LSIPR 50: Daniela Verthelyi—Safety first

According to Daniela Verthelyi of the US Food and Drug Administration (FDA), the development of therapeutic proteins and peptides has improved the lives of countless patients, but there are still numerous challenges ahead, including those relating to bioavailability and immunogenicity.

Verthelyi, who is chief of the immunology laboratory at the FDA, works with researchers, reviewers and research-reviewers to address questions of product immunogenicity for the Office of Biotechnology Products and other areas of the FDA.

She also helps develop new approaches to address immunogenicity risk for peptides, heparins, and other complex products, as well as contributing to the writing of industry guidance documents that outline the FDA’s current thinking.

An important part of Verthelyi’s team’s work is to improve understanding of what product attributes can induce adverse effects by “modulating the immune system”.

She explains: “In terms of research, I lead a group of scientists who are focused on developing a better understanding of immunology and inflammation, and applying the information gained to respond to emergent public health and regulatory issues, and support the scientific-based regulation of therapeutic products.

“For some products, targeting the immune system is their mechanism of action, but other products can induce unwanted immune responses that reduce their safety and efficacy,” she adds.

Better products

Verthelyi believes that the main achievement of her team is bringing together a group of scientists who are committed to using their skills to develop tools that improve the development and regulation of therapeutic products.

“Over the past ten years we have worked very closely with industry and academia to improve our understanding of the factors that govern the interaction of therapeutic proteins, peptides, and other complex products with the immune system, and to develop strategies that improve product safety and efficacy,” she says.

Verthelyi adds that the assessment of product immunogenicity has become an integral part of product development.

In terms of challenges in her research field, Verthelyi explains that product immunogenicity can render life-saving products ineffective and cause severe adverse effects.

“While substantial progress has been made in identifying and mitigating risk factors for product immunogenicity, challenging questions remain with respect to predicting whether a biologic or naturally derived complex drug product will
be immunogenic, what subset of patients
will be affected, and how the immune response will impact the clinical outcome,” she says.

According to Verthelyi, the way her team addresses these challenges is by having scientists who are focused on understanding the molecular mechanisms of immune-mediated drug hypersensitivity, while others focus on the impact of product of impurities and developing tools to improve risk assessment and mitigation.

“In recent years we have seen a surge of emerging viral infections that have caused global threats and require immediate development of therapeutics,” she says.

Verthelyi explains how the regulatory assessment of these products in real time is particularly challenging.

“In response, we have researchers developing in vitro and in vivo models that can be used to assess potency and model safety and efficacy for products aimed at emerging and neglected infectious diseases,” she adds.

Tailor-made treatment

The team’s current challenge is to improve understanding of the interactions between drug products and individual patients so that in the near future treatment can be tailored to the patient. This will reduce safety concerns, improving efficacy, and helping physicians make the best decision for their patients.

“New discoveries in innate immunity, regulation of the microbiome, and genetics, paired with improved bioanalytical characterisation of therapeutic products, should help address some of the remaining questions, but detailed studies linking product and patient parameters will be critical to make real improvements,” she says.

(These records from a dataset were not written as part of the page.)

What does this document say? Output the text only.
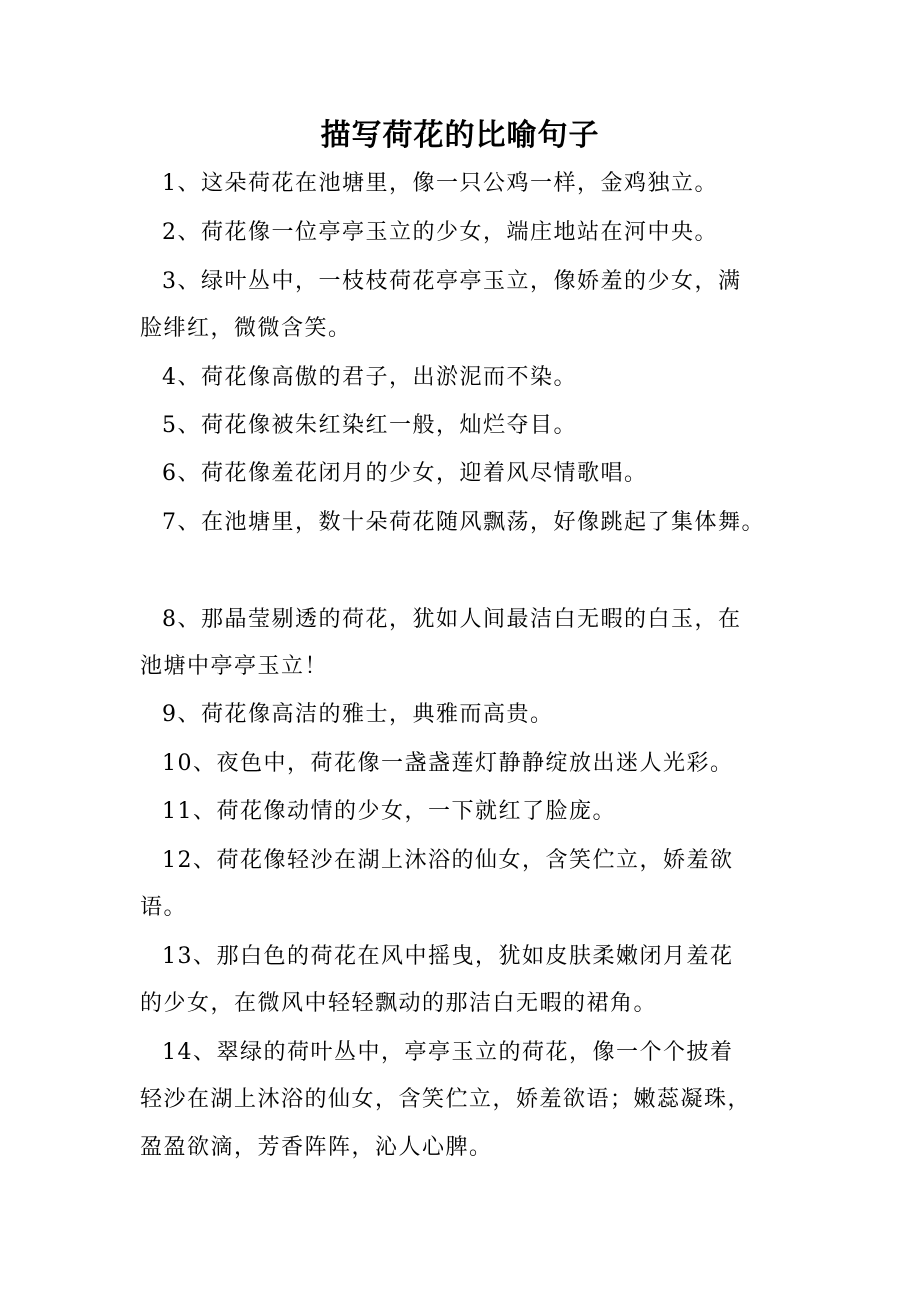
描写荷花的比喻句子
1、这朵荷花在池塘里，像一只公鸡一样，金鸡独立。
2、荷花像一位亭亭玉立的少女，端庄地站在河中央。
3、绿叶丛中，一枝枝荷花亭亭玉立，像娇羞的少女，满
脸绯红，微微含笑。
4、荷花像高傲的君子，出淤泥而不染。
5、荷花像被朱红染红一般，灿烂夺目。
6、荷花像羞花闭月的少女，迎着风尽情歌唱。
7、在池塘里，数十朵荷花随风飘荡，好像跳起了集体舞。
8、那晶莹剔透的荷花，犹如人间最洁白无暇的白玉，在
池塘中亭亭玉立！
9、荷花像高洁的雅士，典雅而高贵。
10、夜色中，荷花像一盏盏莲灯静静绽放出迷人光彩。
11、荷花像动情的少女，一下就红了脸庞。
12、荷花像轻沙在湖上沐浴的仙女，含笑伫立，娇羞欲
语。
13、那白色的荷花在风中摇曳，犹如皮肤柔嫩闭月羞花
的少女，在微风中轻轻飘动的那洁白无暇的裙角。
14、翠绿的荷叶丛中，亭亭玉立的荷花，像一个个披着
轻沙在湖上沐浴的仙女，含笑伫立，娇羞欲语；嫩蕊凝珠，
盈盈欲滴，芳香阵阵，沁人心脾。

While clinical trials are a powerful tool in assessing product safety, sporadic safety signals can be hard to interpret, she says.

“We hope to develop better tools to characterise therapeutics in order to reduce residual uncertainty when assessing the immunogenicity risk of therapeutic products.

“The hope is that a thorough understanding of the mechanism of action and off-target activities of the product paired with improved bioanalytical characterisation will ultimately reduce uncertainty, allowing for more streamlined product development.”

The key to success in her field, Verthelyi believes, is to work hard and remember that the focus is on improving the outcome for patients as well as protecting public health.

“We need therapies that are safe, effective and available,” she adds.